Abstract

• Mass transfer experimental method to visualize and quantify local air-side HTCs. • Local and averaged HTCs on real-scale HX aluminum fin surfaces. • HTC comparison between fin-and-tube HXs with inline and staggered tube arrangement. • Row-by-row HTC degradation of plain fin-and-tube HXs at various Re. • Correlations of averaged HTC and pressure drop on measured HX fin geometry. An absorption-based mass transfer method has been employed in the current study to obtain two-dimensional HTC distributions on two different 8-row fin-and-tube heat exchangers. The method utilizes a color change coating material and a tracer gas to quantify local mass transfer on the fin surfaces and then employs the heat and mass transfer analogy to calculate local air-side HTCs. The accuracy and robustness of the method were validated in previous studies. The current study focuses on investigating the row-by-row HTC degradation by increasing the number of tube rows.
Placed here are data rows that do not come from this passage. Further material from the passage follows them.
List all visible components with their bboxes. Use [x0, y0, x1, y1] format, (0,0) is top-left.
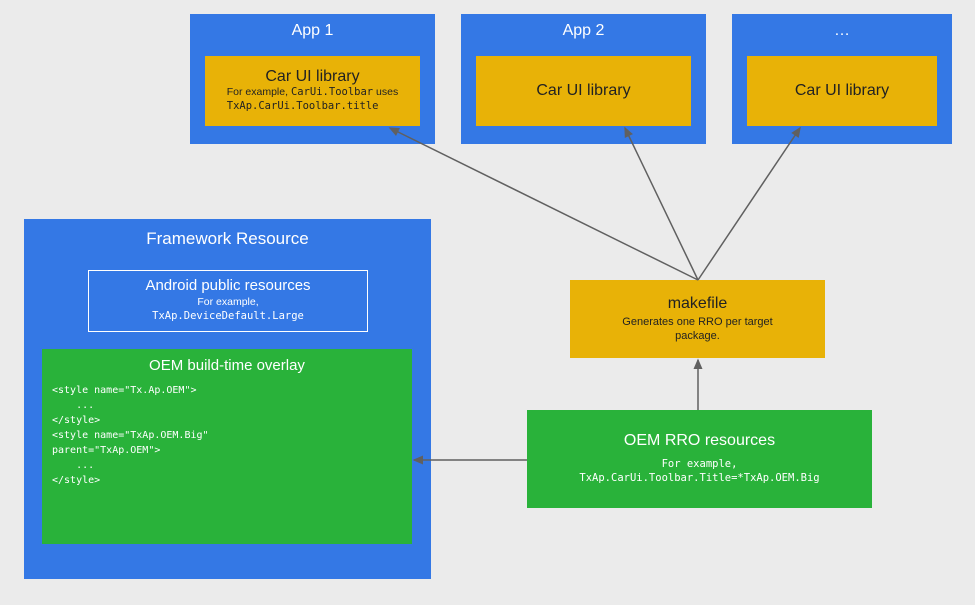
oem-overlay-code: <style name="Tx.Ap.OEM"> ... </style> <s…	[42, 378, 412, 493]
lib1-sub: For example, CarUi.Toolbar uses TxAp.Car…	[227, 86, 399, 113]
framework-title: Framework Resource	[24, 219, 431, 249]
app1-title: App 1	[190, 14, 435, 46]
app3-title: …	[732, 14, 952, 46]
apr-title: Android public resources	[95, 277, 361, 294]
makefile-title: makefile	[668, 295, 728, 313]
app2-title: App 2	[461, 14, 706, 46]
makefile-sub: Generates one RRO per targetpackage.	[622, 315, 772, 344]
app3-library: Car UI library	[747, 56, 937, 126]
android-public-resources: Android public resources For example, Tx…	[88, 270, 368, 332]
lib3-title: Car UI library	[795, 82, 889, 100]
rro-title: OEM RRO resources	[624, 432, 775, 450]
apr-sub: For example, TxAp.DeviceDefault.Large	[95, 296, 361, 323]
rro-sub: For example, TxAp.CarUi.Toolbar.Title=*T…	[579, 458, 819, 485]
rro-box: OEM RRO resources For example, TxAp.CarU…	[527, 410, 872, 508]
makefile-box: makefile Generates one RRO per targetpac…	[570, 280, 825, 358]
lib2-title: Car UI library	[536, 82, 630, 100]
app2-library: Car UI library	[476, 56, 691, 126]
app1-library: Car UI library For example, CarUi.Toolba…	[205, 56, 420, 126]
lib1-title: Car UI library	[265, 68, 359, 86]
oem-overlay-title: OEM build-time overlay	[42, 349, 412, 378]
oem-overlay: OEM build-time overlay <style name="Tx.A…	[42, 349, 412, 544]
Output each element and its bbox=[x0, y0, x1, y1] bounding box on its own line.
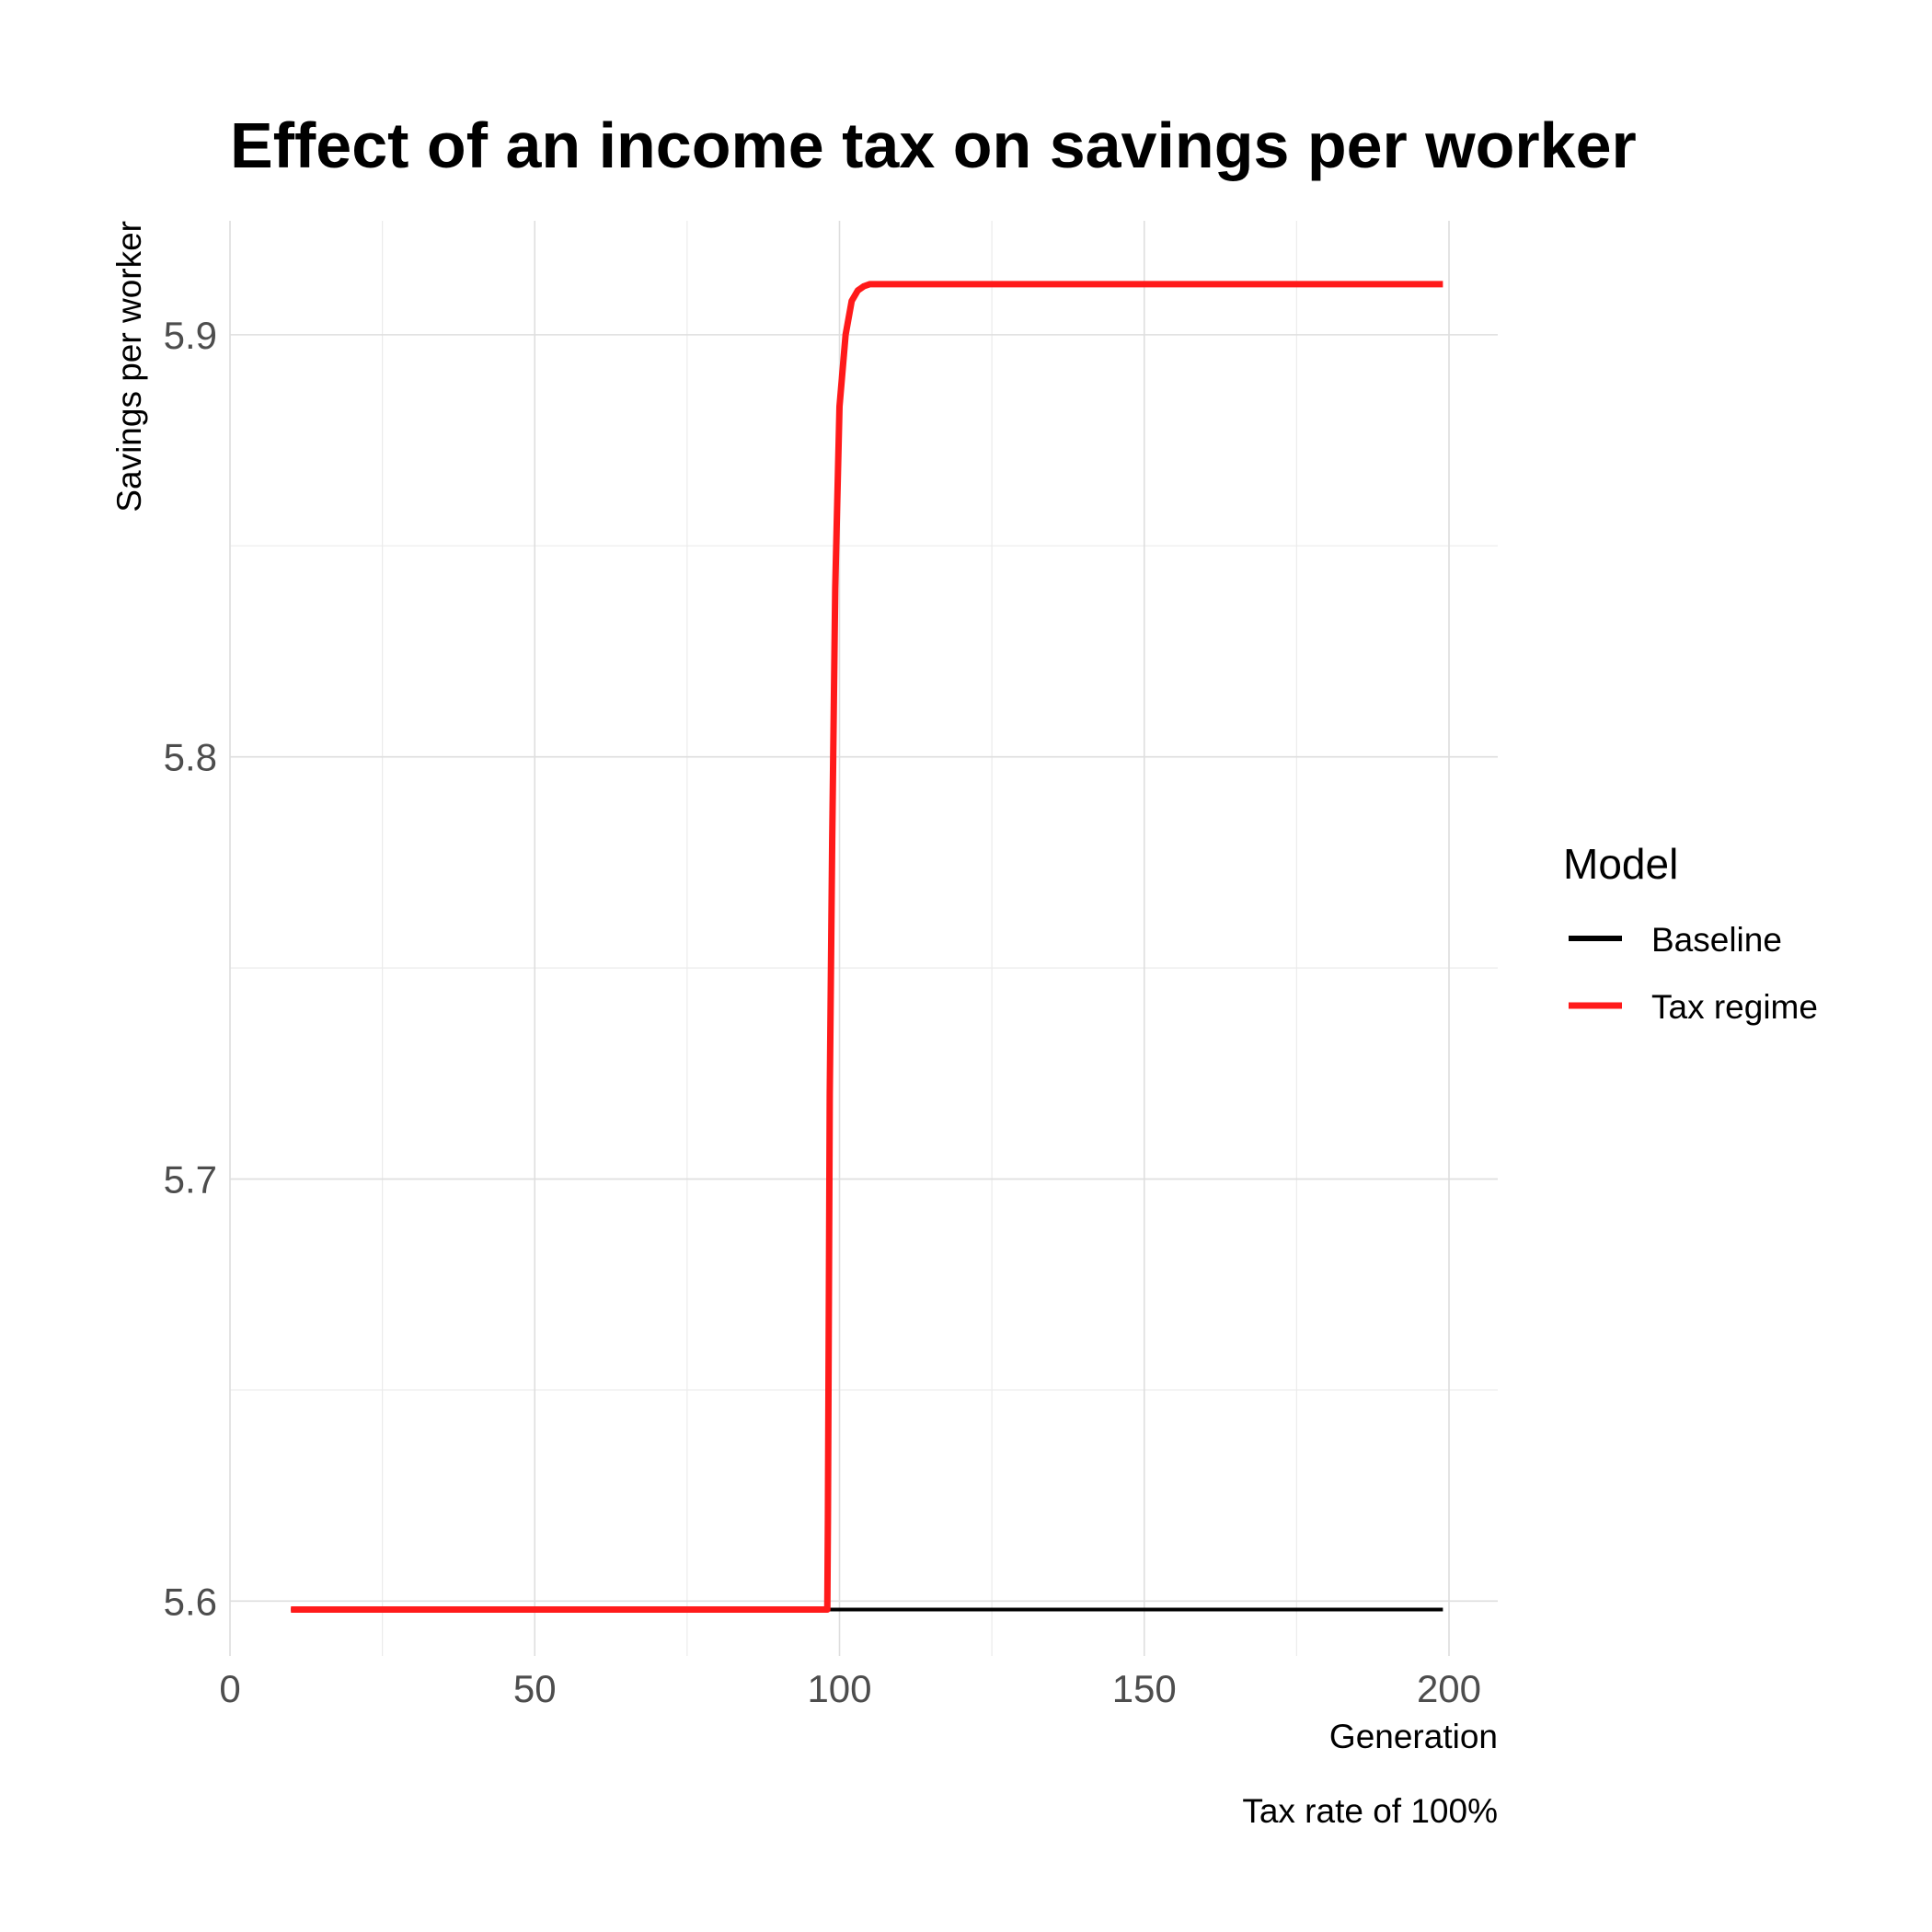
series-lines bbox=[291, 281, 1443, 1614]
x-tick-label: 50 bbox=[513, 1667, 557, 1710]
x-tick-label: 100 bbox=[807, 1667, 871, 1710]
legend-label-tax-regime: Tax regime bbox=[1651, 988, 1818, 1026]
y-tick-label: 5.6 bbox=[164, 1580, 217, 1623]
chart-title: Effect of an income tax on savings per w… bbox=[230, 109, 1637, 181]
x-axis-title: Generation bbox=[1329, 1718, 1498, 1755]
grid bbox=[229, 221, 1498, 1656]
series-line-tax-regime bbox=[291, 281, 1443, 1614]
x-tick-label: 0 bbox=[219, 1667, 240, 1710]
y-axis-ticks: 5.6 5.7 5.8 5.9 bbox=[164, 314, 217, 1623]
legend-title: Model bbox=[1563, 840, 1678, 888]
y-tick-label: 5.9 bbox=[164, 314, 217, 357]
legend: Model Baseline Tax regime bbox=[1563, 840, 1818, 1026]
x-axis-ticks: 0 50 100 150 200 bbox=[219, 1667, 1481, 1710]
chart-caption: Tax rate of 100% bbox=[1242, 1792, 1498, 1830]
x-tick-label: 200 bbox=[1417, 1667, 1481, 1710]
x-tick-label: 150 bbox=[1112, 1667, 1177, 1710]
y-tick-label: 5.8 bbox=[164, 736, 217, 779]
legend-label-baseline: Baseline bbox=[1651, 921, 1782, 959]
y-tick-label: 5.7 bbox=[164, 1158, 217, 1202]
y-axis-title: Savings per worker bbox=[110, 221, 148, 512]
The local HTC measurements of the current study ranged from 0.5-4.8 ms −1 face airflow velocity using dry fin surfaces. The two 8-row fin-and-tube heat exchangers have the same tube diameter, tube pitch, fin pitch, and fin shape. The only difference is the staggered vs. inline arrangement of the tube bundle. Averaged HTCs of each row are quantified and compared. The results show HTC degradation is related to the tube arrangement, airflow velocity, and row number. The heat exchanger with inline tube arrangement shows a more substantial HTC degradation than the heat exchanger with the staggered tube arrangement. The maximum HTC decline is observed on the second row with 40% compared to the first row while flow velocity is below 1 ms −1 . The row-by-row HTC degradation becomes less significant for higher flow velocities. HTC degradation appears to be negligible past the 5 th row. The current study provides a method that can be used to predict air-side HTCs of fin-and-tube heat exchangers with multiple rows.